Political Strategy for a Permanent Democratic Majority

DNC Gets Medieval on Mitt: Too Early or Right on Time?

It’s good to see the DNC is playing hardball in its new political ads, most notably “Mitt v. Mitt: The Story of Two Men Trapped in One Body.” The ad below is tough and creative, and it should get lots of play. We can be sure that the Romney campaign is dithering about how to respond to it.

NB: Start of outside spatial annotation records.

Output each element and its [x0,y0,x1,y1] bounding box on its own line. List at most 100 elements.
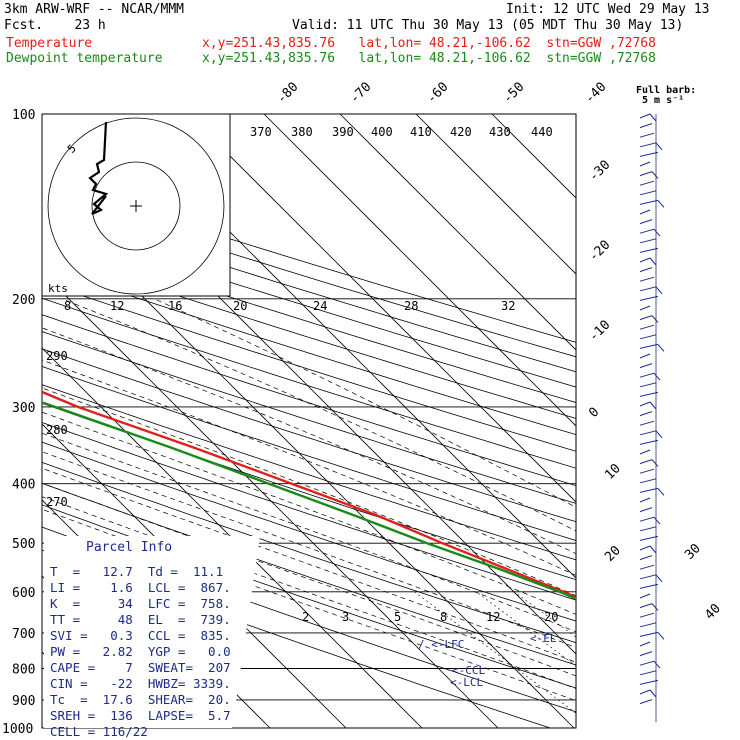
init-time: Init: 12 UTC Wed 29 May 13 [506,2,710,17]
wind-barb [639,315,653,321]
dry-adiabat-line [42,348,576,523]
wind-barb [639,247,659,253]
wind-barb-flag [653,516,661,525]
dry-adiabat-line [42,402,576,581]
isotherm-label: 30 [682,541,704,563]
wind-barb [639,238,657,244]
isotherm-label: -30 [586,158,613,185]
wind-barb-flag [657,632,665,640]
pressure-tick-label: 900 [12,694,35,709]
wind-barb [639,142,657,148]
wind-barb-flag [655,142,663,151]
legend-temperature-location: x,y=251.43,835.76 lat,lon= 48.21,-106.62… [202,36,656,51]
legend-temperature-name: Temperature [6,36,93,51]
theta-label: 280 [46,423,68,437]
isotherm-label: -50 [500,80,527,107]
wind-barb [639,545,651,551]
theta-label: 380 [291,125,313,139]
hodograph-speed-label: 32 [501,299,515,313]
isotherm-label: -60 [424,80,451,107]
wind-barb [639,612,655,618]
wind-barb [639,622,657,628]
wind-barb-flag [653,372,661,381]
moist-adiabat-line [42,327,576,555]
wind-barb [639,689,651,695]
wind-barb [639,372,655,378]
parcel-row: SREH = 136 LAPSE= 5.7 [50,708,231,723]
hodograph-speed-label: 16 [168,299,182,313]
valid-time: Valid: 11 UTC Thu 30 May 13 (05 MDT Thu … [292,18,684,33]
wind-barb [639,603,653,609]
hodograph-speed-label: 8 [64,299,71,313]
pressure-tick-label: 100 [12,108,35,123]
wind-barb-flag [649,689,657,698]
wind-barb-flag [649,257,657,266]
dry-adiabat-line [42,266,576,436]
wind-barb [639,439,659,445]
wind-barb [639,305,651,311]
dry-adiabat-line [42,441,576,622]
hodograph-ring [47,117,225,295]
wind-barb [639,276,655,282]
wind-barb [639,660,655,666]
wind-barb [639,420,655,426]
wind-barb [639,526,657,532]
wind-barb [639,641,651,647]
wind-barb [639,363,653,369]
wind-barb [639,478,657,484]
mixing-ratio-line [414,591,576,714]
theta-label: 270 [46,495,68,509]
parcel-row: CIN = -22 HWBZ= 3339. [50,676,231,691]
wind-barb [639,286,657,292]
wind-barb-flag [655,286,663,295]
wind-barb [639,411,653,417]
dry-adiabat-line [42,250,576,419]
wind-barb-flag [651,459,659,467]
wind-barb [639,123,653,129]
pressure-tick-label: 200 [12,293,35,308]
parcel-row: CAPE = 7 SWEAT= 207 [50,660,231,675]
isotherm-label: -40 [582,80,609,107]
theta-label: 290 [46,349,68,363]
pressure-tick-label: 800 [12,662,35,677]
wind-barb [639,631,659,637]
parcel-row: SVI = 0.3 CCL = 835. [50,628,231,643]
mixing-ratio-label: 12 [486,610,500,624]
dewpoint-series-line [42,401,576,600]
wind-barb [639,497,651,503]
mixing-ratio-line [475,591,576,667]
legend-dewpoint-location: x,y=251.43,835.76 lat,lon= 48.21,-106.62… [202,51,656,66]
dry-adiabat-line [42,421,576,601]
wind-barb-flag [651,171,659,179]
wind-barb [639,199,659,205]
wind-barb [639,180,655,186]
isotherm-label: 10 [602,461,624,483]
parcel-level-marker: / <-LFC [418,638,464,651]
wind-barb-flag [653,660,661,669]
barb-legend-line2: 5 m s⁻¹ [642,95,685,106]
mixing-ratio-label: 20 [544,610,558,624]
parcel-row: K = 34 LFC = 758. [50,596,231,611]
theta-label: 390 [332,125,354,139]
wind-barb [639,564,655,570]
hodograph-unit-label: kts [48,282,68,295]
wind-barb [639,468,655,474]
wind-barb-flag [649,545,657,554]
parcel-level-marker: <-CCL [452,664,485,677]
wind-barb-flag [649,113,657,122]
wind-barb [639,391,659,397]
moist-adiabat-line [42,359,576,576]
parcel-row: Tc = 17.6 SHEAR= 20. [50,692,231,707]
moist-adiabat-line [42,411,576,615]
parcel-row: LI = 1.6 LCL = 867. [50,580,231,595]
temperature-series-line [42,390,576,599]
parcel-row: T = 12.7 Td = 11.1 [50,564,224,579]
wind-barb [639,295,659,301]
wind-barb-flag [649,401,657,410]
wind-barb-flag [655,574,663,583]
dry-adiabat-line [42,297,576,469]
wind-barb [639,334,657,340]
wind-barb [639,190,657,196]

I gather the strategy behind the ad is that Mitt Romney is the GOP’s most formidable opponent for President Obama, and weakening him now could help one of the more vulnerable Republican candidates get the GOP nod, thereby improving Obama’s reelection prospects. The strategy is a bit risky in any case. The GOP has other candidates who are electable in a declining economy, despite the clown show of recent months.
No doubt some would argue that its a little early for Dems to be spending money attacking a GOP presidential nominee, especially one who seems stuck in the low twenties in polls of the GOP presidential field. Of course it’s a bit of a crap shoot, since no one can predict the twists and turns in the race ahead.
But the Republican attack ads against President Obama are already rolling and they should be answered, and not with defensive whining along the lines of “they distorted my record,” which is always a loser. Dems have to launch attack ads now, and Romney is the obvious individual target. If the ads help Romney’s opponents and lead to further internecine polarization in the GOP, that’s a plus for Dems.
Yet, congressional Republicans are now at an historic low in approval ratings. Dems should also craft some equally-clever ads that target the GOP as the institutional guardian of extreme wealth at the expense of the middle class. Occupy Wall St. has helped make economic injustice a front page issue for the first time, but the MSM is still mired in false equivalence in assigning blame for economic decline. A strong Democratic ad campaign to correct the false equivalence meme can only help.
There’s no evidence that ads are the pivotal element in political campaigns. Any number of other factors, like economic trends, candidate debates and GOTV can be much more important in determining political outcomes. But ads are a significant messaging tool, and Dems have an important message to amplify — that only one political party has the interests of working people at heart, while the other seems wholly dedicated toward protecting the rich from paying a fair share of taxes.